2.   Who do you regard as the first modern Irish Short story writer?

 Mary Lavin

3.   Why have the Irish produced such a disproportionate to their population number of great writers?

 In our native language we were great oral story tellers, There is very little record of this element ( I think William Carlton was the first to record them) of our heritage. When the British tried to erase our native tongue, it was more difficult to destroy the psyche of a true storyteller.

4.   (Ok this may seem like a silly question but I pose it anyway-do you believe in Fairies?-this quote from Declan Kiberd sort of explains why I am asking this:
"One 1916 veteran recalled, in old age, his youthful conviction that the rebellion would “put an end to the rule of the fairies in Ireland”. In this it was notably unsuccessful: during the 1920s, a young student named Samuel Beckett reported seeing a fairy-man in the New Square of Trinity College Dublin; and two decades later a Galway woman, when asked by an American anthropologist whether she really believed in the “little people”, replied with terse sophistication: “I do not, sir – but they’re there."

No, I do not.

5.  Do you think the Stories of an Irish RM books and the TV series are accurate accounts of the era?
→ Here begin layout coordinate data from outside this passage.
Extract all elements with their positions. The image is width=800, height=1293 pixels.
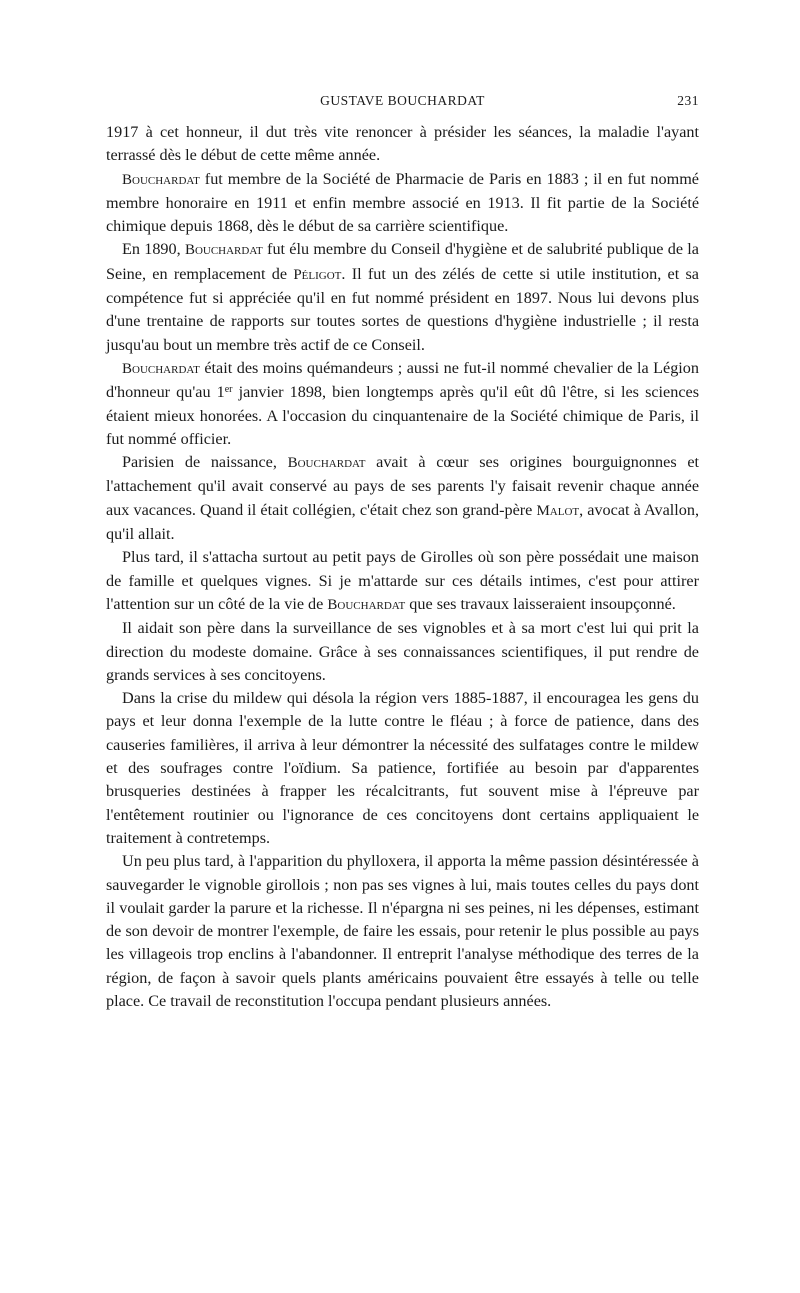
text-run: Un peu plus tard, à l'apparition du phylloxera, il apporta la même passion désintéressée à sauvegarder le vignoble girollois ; non pas ses vignes à lui, mais toutes celles du pays dont il voulait garder la parure et la richesse. Il n'épargna ni ses peines, ni les dépenses, estimant de son devoir de montrer l'exemple, de faire les essais, pour retenir le plus possible au pays les villageois trop enclins à l'abandonner. Il entreprit l'analyse méthodique des terres de la région, de façon à savoir quels plants américains pouvaient être essayés à telle ou telle place. Ce travail de reconstitution l'occupa pendant plusieurs années.	[106, 852, 699, 1010]
small-caps-name: Malot	[536, 502, 580, 519]
text-run: En 1890,	[122, 240, 185, 259]
small-caps-name: Bouchardat	[122, 360, 200, 377]
paragraph	[106, 850, 699, 1013]
small-caps-name: Bouchardat	[122, 171, 200, 188]
small-caps-name: Bouchardat	[327, 596, 406, 613]
small-caps-name: Bouchardat	[287, 455, 366, 472]
text-run: que ses travaux laisseraient insoupçonné.	[405, 594, 676, 613]
running-title: GUSTAVE BOUCHARDAT	[320, 93, 485, 108]
text-run: fut élu membre du Conseil d'hygiène et de salubrité publique de la Seine, en remplacement de	[106, 240, 699, 283]
paragraph	[106, 687, 699, 850]
text-run: 1917 à cet honneur, il dut très vite renoncer à présider les séances, la maladie l'ayant terrassé dès le début de cette même année.	[106, 123, 699, 165]
page-number: 231	[677, 93, 699, 108]
text-run: était des moins quémandeurs ; aussi ne fut-il nommé chevalier de la Légion d'honneur qu'au 1	[106, 358, 699, 402]
small-caps-name: Bouchardat	[184, 242, 263, 259]
text-run: , avocat à Avallon, qu'il allait.	[106, 500, 700, 544]
paragraph	[106, 546, 699, 617]
text-run: Parisien de naissance,	[122, 453, 288, 472]
paragraph	[106, 617, 699, 687]
small-caps-name: Péligot	[293, 266, 342, 283]
paragraph	[106, 451, 699, 546]
running-head	[106, 93, 699, 115]
paragraph	[106, 357, 699, 451]
text-run: janvier 1898, bien longtemps après qu'il eût dû l'être, si les sciences étaient mieux honorées. A l'occasion du cinquantenaire de la Société chimique de Paris, il fut nommé officier.	[106, 383, 700, 448]
text-run: . Il fut un des zélés de cette si utile institution, et sa compétence fut si appréciée qu'il en fut nommé président en 1897. Nous lui devons plus d'une trentaine de rapports sur toutes sortes de questions d'hygiène industrielle ; il resta jusqu'au bout un membre très actif de ce Conseil.	[106, 264, 699, 354]
text-run: Plus tard, il s'attacha surtout au petit pays de Girolles où son père possédait une maison de famille et quelques vignes. Si je m'attarde sur ces détails intimes, c'est pour attirer l'attention sur un côté de la vie de	[106, 548, 699, 613]
text-run: Il aidait son père dans la surveillance de ses vignobles et à sa mort c'est lui qui prit la direction du modeste domaine. Grâce à ses connaissances scientifiques, il put rendre de grands services à ses concitoyens.	[106, 619, 699, 684]
superscript: er	[224, 384, 233, 396]
paragraph	[106, 238, 699, 356]
body-text	[106, 121, 699, 1013]
text-run: fut membre de la Société de Pharmacie de Paris en 1883 ; il en fut nommé membre honoraire en 1911 et enfin membre associé en 1913. Il fit partie de la Société chimique depuis 1868, dès le début de sa carrière scientifique.	[106, 169, 699, 236]
text-run: avait à cœur ses origines bourguignonnes et l'attachement qu'il avait conservé au pays de ses parents l'y faisait revenir chaque année aux vacances. Quand il était collégien, c'était chez son grand-père	[106, 453, 700, 519]
paragraph	[106, 168, 699, 239]
paragraph	[106, 121, 699, 168]
book-page	[106, 93, 699, 1013]
text-run: Dans la crise du mildew qui désola la région vers 1885-1887, il encouragea les gens du pays et leur donna l'exemple de la lutte contre le fléau ; à force de patience, dans des causeries familières, il arriva à leur démontrer la nécessité des sulfatages contre le mildew et des soufrages contre l'oïdium. Sa patience, fortifiée au besoin par d'apparentes brusqueries destinées à frapper les récalcitrants, fut souvent mise à l'épreuve par l'entêtement routinier ou l'ignorance de ces concitoyens dont certains appliquaient le traitement à contretemps.	[106, 689, 699, 847]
 The Irish RM was a marvelous television series, I never read the stories. I believe the Irish character (warts and all) is celebrated in this work and if anything the British come out of it a bit red- faced! 

6.  Does the character of the "stage Irishman" live on still in the heavy drinking, violent, on the dole characters one finds in many contemporary Irish novels?

 I'm not sure this is entirely true, I think there is a more three dimensional Approach these days to this rather tired character.

7. Do you think Irish Travellers should be granted the status of a distinct ethnic group and be given special rights to make up for past mistreatment? Are the Travellers to the Irish what the Irish were once to the English?  I became interested in this question partially through reading the short stories of Desmond Hogan.

 the Traveller question is forever on going here. They are a unique group with a rich heritage and should be celebrated and protected.

8.   Where is the best place in Dublin to get fish and chips or the best Irish stew?

.   my local chipper, The Embassy Grill does the best fish and chips in Dublin bar none! As for an Irish stew? The ordinary Irish housewife cooks the best stew.

9.  Ebook or traditional?

 the traditional book in the hand for me!

My great thanks to Barbara Tarrant for  taking the time to share her very interesting thoughts with us.